Marta, eleita cinco vezes consecutivas a melhor do mundo, e Marina Aggio, zagueira titular do Foz Ca­­ta­­ratas, equipe do Oeste do estado. Lado a lado, os nomes das duas jo­­gadoras não parecem ter relação al­­guma, no entanto, o sucesso da consagrada atleta alagoana tem o dedo da paranaense.

Marina, natural de Iretama, foi tutora de Marta em 2004, na primeira ida da atacante para a Euro­­pa. Sete anos depois, a dupla volta a se encontrar na seleção brasileira que se prepara para disputar o Mun­­dial da Alemanha, no fim de junho.

A trajetória das duas atletas se cruzou pela primeira vez há oito anos, em Belo Horizonte. Ambas treinavam no Santa Cruz-MG e os dribles de Marta já encantavam quem a observava. Ainda menor de idade, a futura melhor do mundo recebeu uma proposta para jo­­gar na Europa. Porém, como não tinha completado 18 anos, precisava da companhia de uma atleta tu­­tora, senão a transferência não poderia ser concluída.

Diante da indecisão e insegurança das outras companheiras de grupo, a paranaense Marina se vo­­luntariou. "Ela precisava ter uma pessoa maior de idade com ela e eu resolvi ajudar naquele momento", lembra a defensora que, na época, estava com 22 anos.

As duas moraram quase um ano juntas na Suécia, onde Marta defendia o Umea. Marina também ganhou a oportunidade em outro time sueco, o Sjalevads IK. Juntas, elas superaram o difícil período de adaptação ao país de clima e costumes tão diferentes dos brasileiros. "O lugar não ia se adaptar a nós, en­­tão tivemos de nos adequar da me­­lhor maneira", diz.

A alagoana permaneceu na Europa por seis temporadas e se consolidou como a melhor do mundo no futebol feminino. A pa­­ranaense ficou no Velho Con­­ti­­nente por quatro anos e, pensando nos estudos, decidiu retornar ao Bra­­sil, onde passou a atuar pelo No­­vo Mundo, de Curitiba.

No fim de 2009, quando o caminho das duas se encontrou novamente – na partida entre Novo Mundo e Santos, pelas quartas de final da Copa do Brasil – a carreira de Marina, mais uma vez, tomou um novo rumo.
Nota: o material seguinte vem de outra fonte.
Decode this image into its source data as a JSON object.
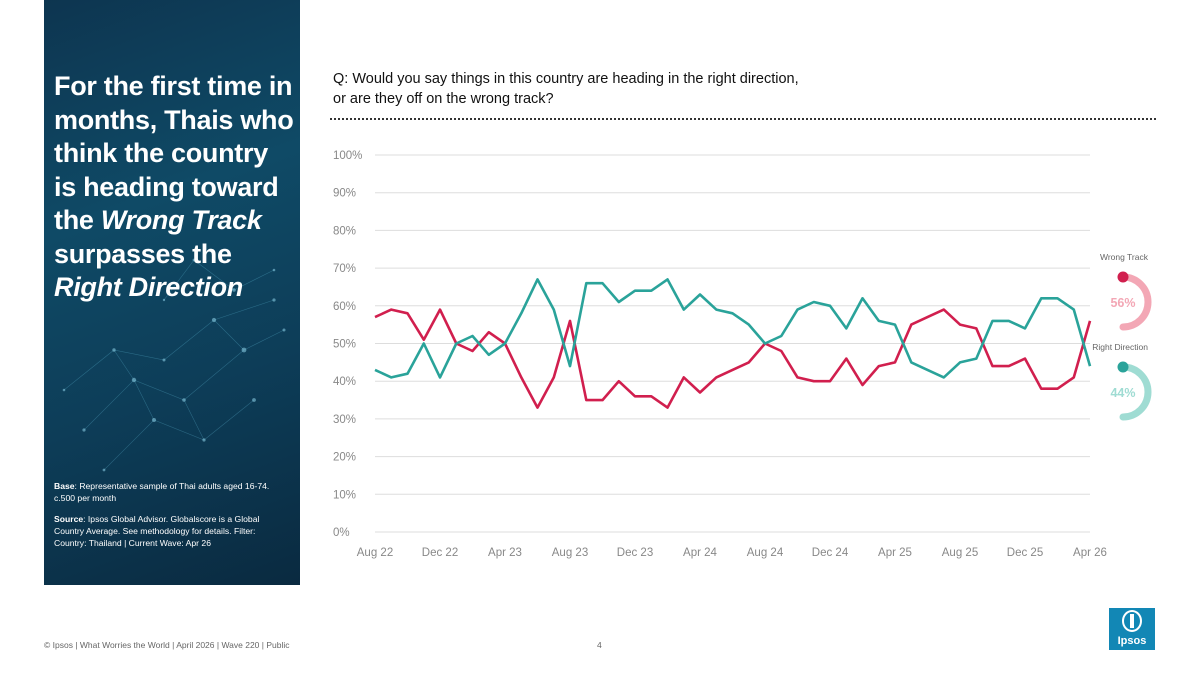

"Naquela partida, o Kleiton [Li­­ma, técnico do Santos e da seleção feminina] me viu jogando e depois passei a ser convocada", conta a atleta que, desde o início do ano, de­­fende o Foz Cataratas.

A menos de um mês da disputa da Copa do Mundo de futebol feminino, a tutora Marina deposita as maiores esperanças justamente em sua mais antiga colega de grupo. "Vamos com a jogadora que já foi cinco vezes melhor do mundo. É muito melhor ter a Marta a favor do que contra", destaca.